Et elle est recommandée pour les enfants amaigris ou qui ont du mal à se développer (Valnet). Au même titre qu’elle aide les sols en voie de décalcification (Ducerf), elle pourrait aider l’organisme à mieux fixer le calcium.
Un regard vers le futur...
Voici une liste de propriétés qui ont été démontrées soit au travers d'études in-vitro, soit in-vivo sur animal.
Comme toujours, il est difficile d'en extrapoler un protocole exact (dosage, durée) pour l'humain. Ceci nous donne néanmoins des pistes de réflexion lorsque nous sommes à cours de solutions.
Ceci nous fait aussi réaliser la pleine puissance d'une petite plante si commune.
- Des études mettent en relief l’action de l'apigénine-7-O-glucopyranoside (ApG), un flavonoïde localisé dans les fleurs, qui pourrait avoir un rôle modulateur dans le traitement des maladies neurovégétatives, la maladie d'Alzheimer en particulier (prévention ou traitement). Ce flavonoïde semble en effet agir comme inhibiteur de l'acétylcholinestérase (Costa Marques, 2013) ;
- La plante a des propriétés anti-tumeur in-vitro (Al-Snafi, 2015)
- Chez la souris, la pâquerette a des propriétés hypolipidémiante, elle fait baisser les taux de triglycérides (Morikawa, 2008)
Préparation de la pâquerette
Parties utilisées
Ramassez les inflorescences (fleurs) tout au long de sa période de floraison, au besoin.
Faites-les sécher sur des grilles dans un endroit sec, bien aéré et à l'abri de la lumière directe. Attention de ne pas trop les entasser pour qu'elles sèchent plus vite.
Stockez-les ensuite dans des sachets en papier afin de les utiliser tout au long de l’année.
Formes utilisées
- Infusion : des fleurs sèches, faire frémir et laisser infuser 10 minutes ;
- Teinture : des fleurs fraîches ou sèches ;
- Macérât huileux : des fleurs sèches pour applications locales ;
- Cataplasme : de fleurs fraîches contuses.
Doses
- Infusion : 1 cuillère à dessert par tasse, bouillir 10 minutes, 3 tasses par jour entre les repas (Valnet) ;
- Teinture : 20 gouttes dans un peu d'eau, 2 à 3fois par jour en interne (Valnet), 60 gouttes dans un peu d'eau bouillie tiède en externe - compresses (Valnet) ;
- Macérât huileux : application locale au besoin, plusieurs fois par jour si nécessaire ;
- Cataplasme : idem
Références
- Ducerf, Gérard, "Encyclopédie des plantes bio-indicatrice", 2014
- Fournier, “Dictionnaire de Plantes Médicinales et Vénéneuses de France“, 1947
- Valnet, “La Phytotherapie“, 2001
- Weise, Vivien, "Cooking Weeds, Vegetarian Recipes", 2004.

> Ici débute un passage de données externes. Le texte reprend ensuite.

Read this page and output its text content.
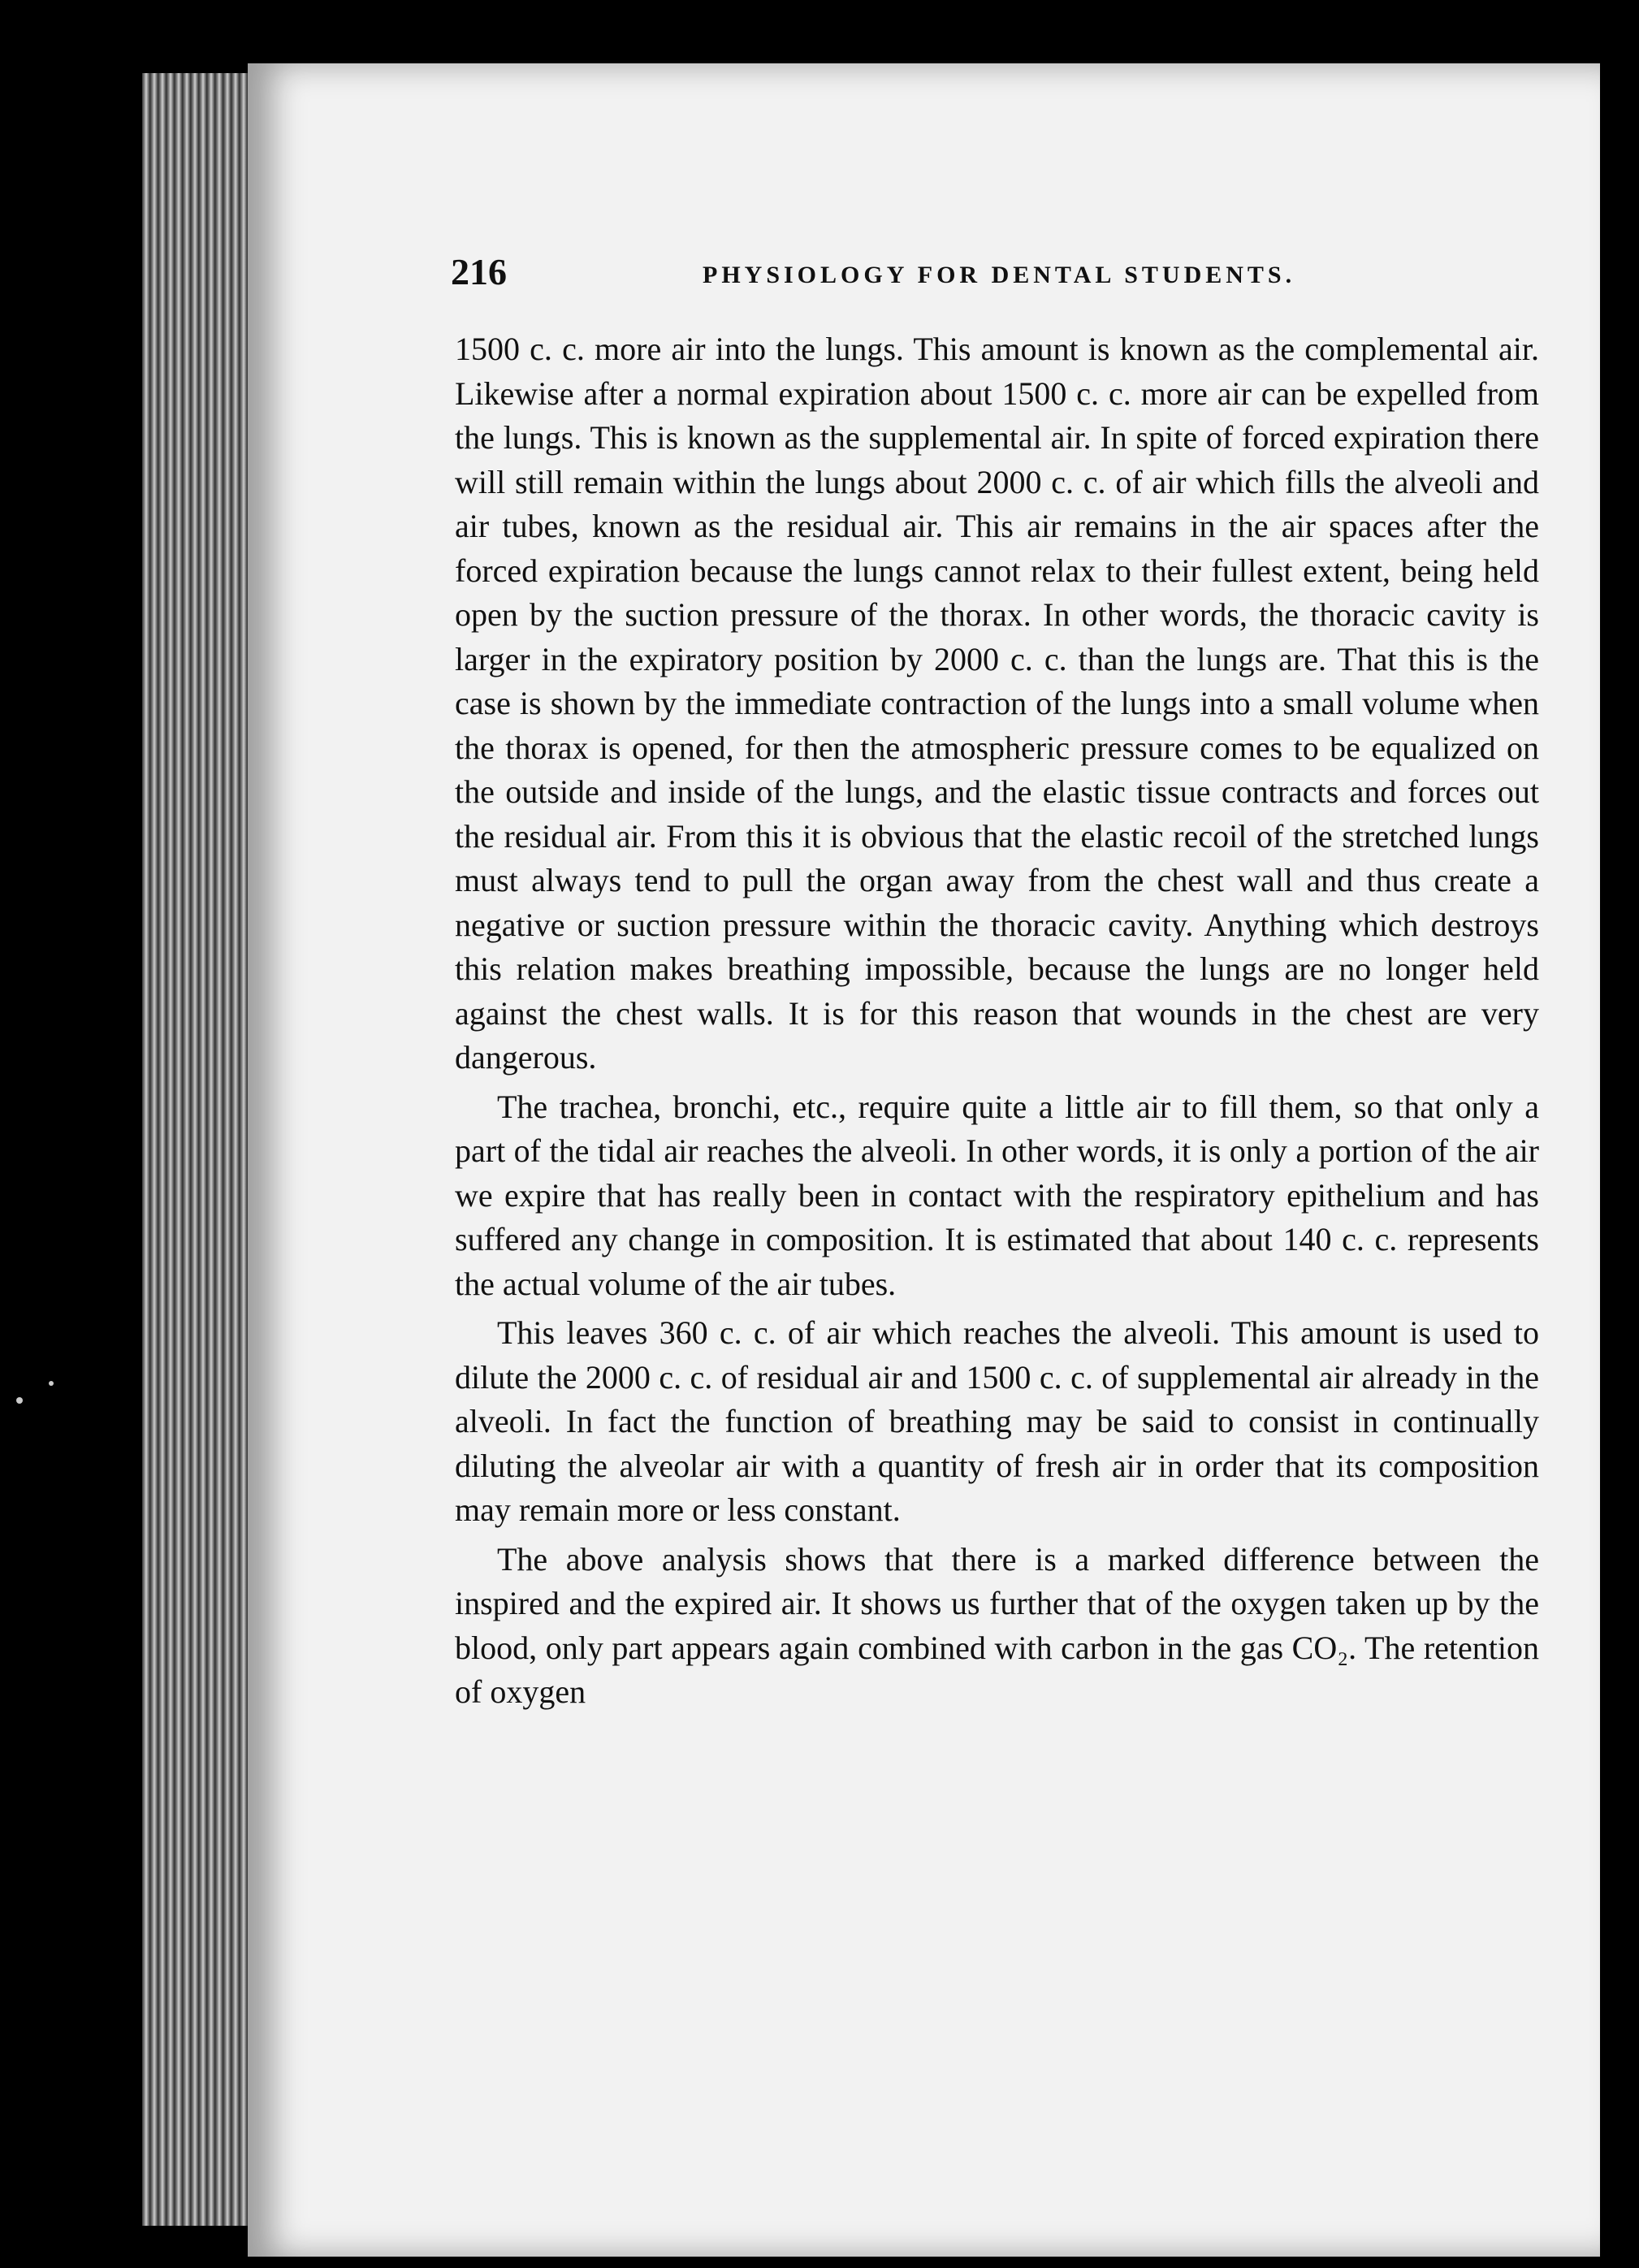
216	PHYSIOLOGY FOR DENTAL STUDENTS.

1500 c. c. more air into the lungs. This amount is known as the complemental air. Likewise after a normal expiration about 1500 c. c. more air can be expelled from the lungs. This is known as the supplemental air. In spite of forced expiration there will still remain within the lungs about 2000 c. c. of air which fills the alveoli and air tubes, known as the residual air. This air remains in the air spaces after the forced expiration because the lungs cannot relax to their fullest extent, being held open by the suction pressure of the thorax. In other words, the thoracic cavity is larger in the expiratory position by 2000 c. c. than the lungs are. That this is the case is shown by the immediate contraction of the lungs into a small volume when the thorax is opened, for then the atmospheric pressure comes to be equalized on the outside and inside of the lungs, and the elastic tissue contracts and forces out the residual air. From this it is obvious that the elastic recoil of the stretched lungs must always tend to pull the organ away from the chest wall and thus create a negative or suction pressure within the thoracic cavity. Anything which destroys this relation makes breathing impossible, because the lungs are no longer held against the chest walls. It is for this reason that wounds in the chest are very dangerous.

The trachea, bronchi, etc., require quite a little air to fill them, so that only a part of the tidal air reaches the alveoli. In other words, it is only a portion of the air we expire that has really been in contact with the respiratory epithelium and has suffered any change in composition. It is estimated that about 140 c. c. represents the actual volume of the air tubes.

This leaves 360 c. c. of air which reaches the alveoli. This amount is used to dilute the 2000 c. c. of residual air and 1500 c. c. of supplemental air already in the alveoli. In fact the function of breathing may be said to consist in continually diluting the alveolar air with a quantity of fresh air in order that its composition may remain more or less constant.

The above analysis shows that there is a marked difference between the inspired and the expired air. It shows us further that of the oxygen taken up by the blood, only part appears again combined with carbon in the gas CO₂. The retention of oxygen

Costa Marques, Thiago H, Santos De Melo, Cassio H, Fonseca De Carvalho, Rusbene B, Costa, Luciana M, De Souza, Alexandre A, David, Jorge M, De Lima David, Juceni P, & De Freitas, Rivelilson M. (2013). Phytochemical Profile and Qualification of Biological Activity of an Isolated Fraction of Bellis perennis. Biological Research, 46(3), 231-238.
Al-Snafi, Ali. (2015). The Pharmacological importance of Bellis perennis - A review. International Journal of Phytotherapy. 5. 63-69.
Morikawa T, Li X, Nishida E, Nakamura S, Ninomiya K, Matsuda H, Ody Y, Muraoka O and Yoshikawa M. Perennisosides I-VII, acylatedtriterpenesaponins with antihyperlipidemic activities from the flowers of Bellis perennis. J Nat Prod, 71, 2008, 828-835.